Along with the initiatives are the five guiding principles to help shape the planning process and establish priorities for implementing the Resilient Bath Plan:
• Reducing greenhouse gases.
• Addressing challenges disproportionately affecting underrepresented communities.
• Proactively reducing current and future economic impacts due to climate shocks and stressors.
• Ensuring honest transparency around the allocation of Bath’s resources.
• Increasing the capacity of social, economic and natural systems.
Addressing climate change challenges
The actions identified for each focus area are clean energy and efficient buildings, resilient and healthy communities, connected transportation and mobility, vibrant natural resources, and smart waste and water management. Implementing these focus areas is intended to be completed within the next five to 10 years to put Bath on the pathway to achieving carbon neutrality by 2045.
The plan also highlights an 80% reduction in greenhouse gases by 2050 through transforming buildings, transportation and industrial systems to be as clean and energy efficient as possible. In 2022, Bath generated 87,656 metric tons of greenhouse gas emissions, with 27% from residential buildings, 12% from commercial buildings, 40% from industrial energy, 19% from transportation, 2% from solid waste, and 1% from water and wastewater.
“As I think most of us are aware, although that’s questionable recently, the science of climate change tells us that climate indicators are headed in the wrong direction,” Perkins said. “Globally, the 10 hottest years are the last 10 years, [with] 2023 being the hottest and 2024 likely to be even hotter.”

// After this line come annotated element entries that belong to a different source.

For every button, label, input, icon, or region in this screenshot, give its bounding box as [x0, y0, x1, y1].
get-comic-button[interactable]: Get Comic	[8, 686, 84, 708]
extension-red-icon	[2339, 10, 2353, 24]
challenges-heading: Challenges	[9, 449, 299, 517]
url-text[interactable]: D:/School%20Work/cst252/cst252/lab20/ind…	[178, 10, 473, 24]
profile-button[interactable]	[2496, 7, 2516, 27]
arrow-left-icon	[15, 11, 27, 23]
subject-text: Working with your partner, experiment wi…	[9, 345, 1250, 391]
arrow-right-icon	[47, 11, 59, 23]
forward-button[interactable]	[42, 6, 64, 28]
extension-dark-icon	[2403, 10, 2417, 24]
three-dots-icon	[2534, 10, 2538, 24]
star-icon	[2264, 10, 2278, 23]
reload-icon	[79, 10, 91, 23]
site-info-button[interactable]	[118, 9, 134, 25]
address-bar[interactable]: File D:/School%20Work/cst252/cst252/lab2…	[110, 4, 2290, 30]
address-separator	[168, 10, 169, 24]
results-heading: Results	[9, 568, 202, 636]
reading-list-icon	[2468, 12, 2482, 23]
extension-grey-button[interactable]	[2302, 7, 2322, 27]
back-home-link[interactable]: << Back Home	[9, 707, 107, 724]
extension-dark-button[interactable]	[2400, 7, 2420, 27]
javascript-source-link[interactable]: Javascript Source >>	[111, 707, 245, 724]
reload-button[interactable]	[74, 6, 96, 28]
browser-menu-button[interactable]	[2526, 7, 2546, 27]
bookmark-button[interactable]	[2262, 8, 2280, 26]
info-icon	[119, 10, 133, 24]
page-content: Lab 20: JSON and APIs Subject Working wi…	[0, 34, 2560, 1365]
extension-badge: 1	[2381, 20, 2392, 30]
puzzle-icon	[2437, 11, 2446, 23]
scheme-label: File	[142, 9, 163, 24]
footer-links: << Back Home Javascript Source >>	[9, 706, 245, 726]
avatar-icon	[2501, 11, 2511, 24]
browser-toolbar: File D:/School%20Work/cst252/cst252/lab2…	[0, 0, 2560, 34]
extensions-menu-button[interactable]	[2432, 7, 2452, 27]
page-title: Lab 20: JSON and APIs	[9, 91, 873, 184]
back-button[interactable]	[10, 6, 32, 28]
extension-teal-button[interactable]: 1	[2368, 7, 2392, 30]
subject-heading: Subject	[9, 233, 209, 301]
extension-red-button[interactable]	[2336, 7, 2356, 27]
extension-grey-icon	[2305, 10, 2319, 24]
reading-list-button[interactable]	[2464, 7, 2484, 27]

How Bath arrived at the passage of the Climate Action Plan
During the City Council special meeting, Perkins said the climate action plan has been greatly expanded and updated from earlier climate plans in 2008 and 2018, which resulted from extensive research and community engagement. The climate action plan will become a living document that has been amended and expanded over the years as climate science unfolds. It is based on the best available climate science from Maine’s scientific community and the national and global climate community.
“As Paul was indicating, this is really a living document that lives with the community,” said Bath City Council Chairperson Mary Ellen Bell.
The Climate Action Commission follows up the Resiliency Plan on a 2022 City Council Climate Resolution, a major goal of the 2023 Comprehensive Plan focusing on climate action. Perkins said the commission’s recent unanimous endorsement of the climate action plan pushed it forward to be approved by Bath’s City Council.
Before Bath’s climate action plan passage, Dunn mentioned that most community members were not in a position to shift to climate solutions immediately, and the current granting opportunities and rebates may not survive the next four years as the legislative environment changes.